If I fail completely, well, I'll deal with that insanity when I get there. What I finally came to understand, and here's the important part, is that, yes, I have massive anxiety about this. In fact my anxiety is worse right now than it's ever been because I'm taking risks I've never been brave enough to take. I'm terrified of failing myself. I'm terrified of being ignored. But what I'm far more terrified of is allowing my anxiety to rule every decision I make for the rest of my life as it has for the past 15 years. I've lived complacently, ignoring my passions, and forcing myself into artistic, and often personal, isolation because I was afraid. I'm still afraid. I'm shaking in my fucking boots. But I have to stand up to the anxiety this time. And I know I'm going to face it over and over again as I build my career from the ground up. Unlike some other obstacles, anxiety is an adversary that never backs down for too long. So the key is to keep standing up to it until you gain strength. It'll never go away. It's not a demon you can kick out with just one exorcism. But the next time you fight it, you might need one less move than you did the time before to knock it down.

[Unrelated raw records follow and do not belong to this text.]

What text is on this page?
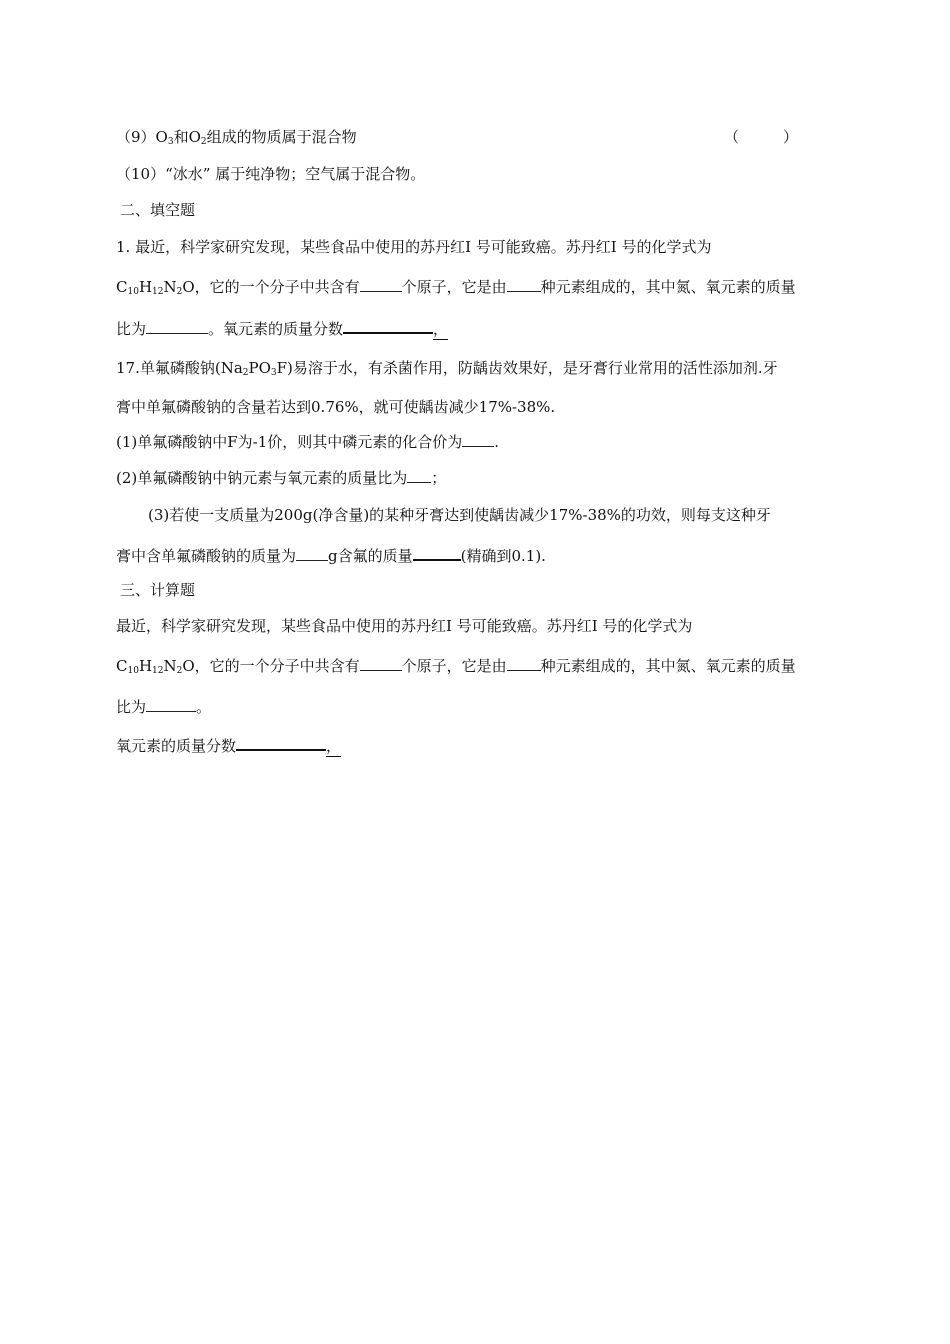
$(9)O_3$和$O_2$组成的物质属于混合物	（	）
（10）“冰水” 属于纯净物；空气属于混合物。
二、填空题
1. 最近，科学家研究发现，某些食品中使用的苏丹红Ⅰ 号可能致癌。苏丹红Ⅰ 号的化学式为
$C_{10}H_{12}N_2O$，它的一个分子中共含有	个原子，它是由 种元素组成的，其中氮、氧元素的质量
比为	。氧元素的质量分数	，
17.单氟磷酸钠$(Na_2PO_3F)$易溶于水，有杀菌作用，防龋齿效果好，是牙膏行业常用的活性添加剂.牙
膏中单氟磷酸钠的含量若达到0.76%，就可使龋齿减少17%-38%.
(1)单氟磷酸钠中F为-1价，则其中磷元素的化合价为 .
(2)单氟磷酸钠中钠元素与氧元素的质量比为 ；
(3)若使一支质量为200g(净含量)的某种牙膏达到使龋齿减少17%-38%的功效，则每支这种牙
膏中含单氟磷酸钠的质量为 g含氟的质量	(精确到0.1).
三、计算题
最近，科学家研究发现，某些食品中使用的苏丹红Ⅰ 号可能致癌。苏丹红Ⅰ 号的化学式为
$C_{10}H_{12}N_2O$，它的一个分子中共含有	个原子，它是由 种元素组成的，其中氮、氧元素的质量
比为	。
氧元素的质量分数	，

On the upside, fear makes for some pretty good music. Fear is a theme that runs through half of my songs. Fear, confrontation, anger, submission - all these things I struggle with daily. It's about the never-ending struggle against myself and for myself. And most of those internal issues and confrontations of the mind also translate externally to the outside world - the people and institutions that do not accept us for who we are. It's not about religion, politics, subcultures, or anything so easily defined as that. There are lots of religions and ideological groups or subcultures that will accept us for who we are. But there are a shit load more that will not. And we can't always know who we're dealing with until we've gone a way inside (hence why so many of us with anxiety just avoid going inside in the first place). Like the monsters within us, we have to face the monsters without. Sometimes it's nightmarish, sometimes it's violent, and not necessarily in a physical way. But if we don't learn to cope with those anxieties and manage them, they'll eat us alive.

Hey, we'll never be normal, and it's important that we accept that. Hell, fuck normal. "So, I barely talked to anyone at the party, and I left early... so what, I showed up and came in didn't I?" Yup. Sometimes just showing up is in and of itself a victory. Take those victories. Every little victory is yours. You don't have to be like anyone else, but it's good and pragmatic to manage well enough to meet them halfway... at least for long enough so you can get some shit done before you go home and curl back up in your cocoon at the end of the day. (Hey, no one said you had to get rid of the cocoon. Even when you've got your wings, if you've got anxiety, you're probably still gonna want to wrap back up at the end of the day, especially after you've dealt with all those weird-ass normal people).

Be brave, folks. You've got this. If nothing else, at least we freaks have each other. And with any luck, the hand of God, the thread of Fate, or whatever's runnin' this show, some of us might actually manage to make our voices loud enough to remind each other of that across the great chasms of anxiety we constructed around ourselves.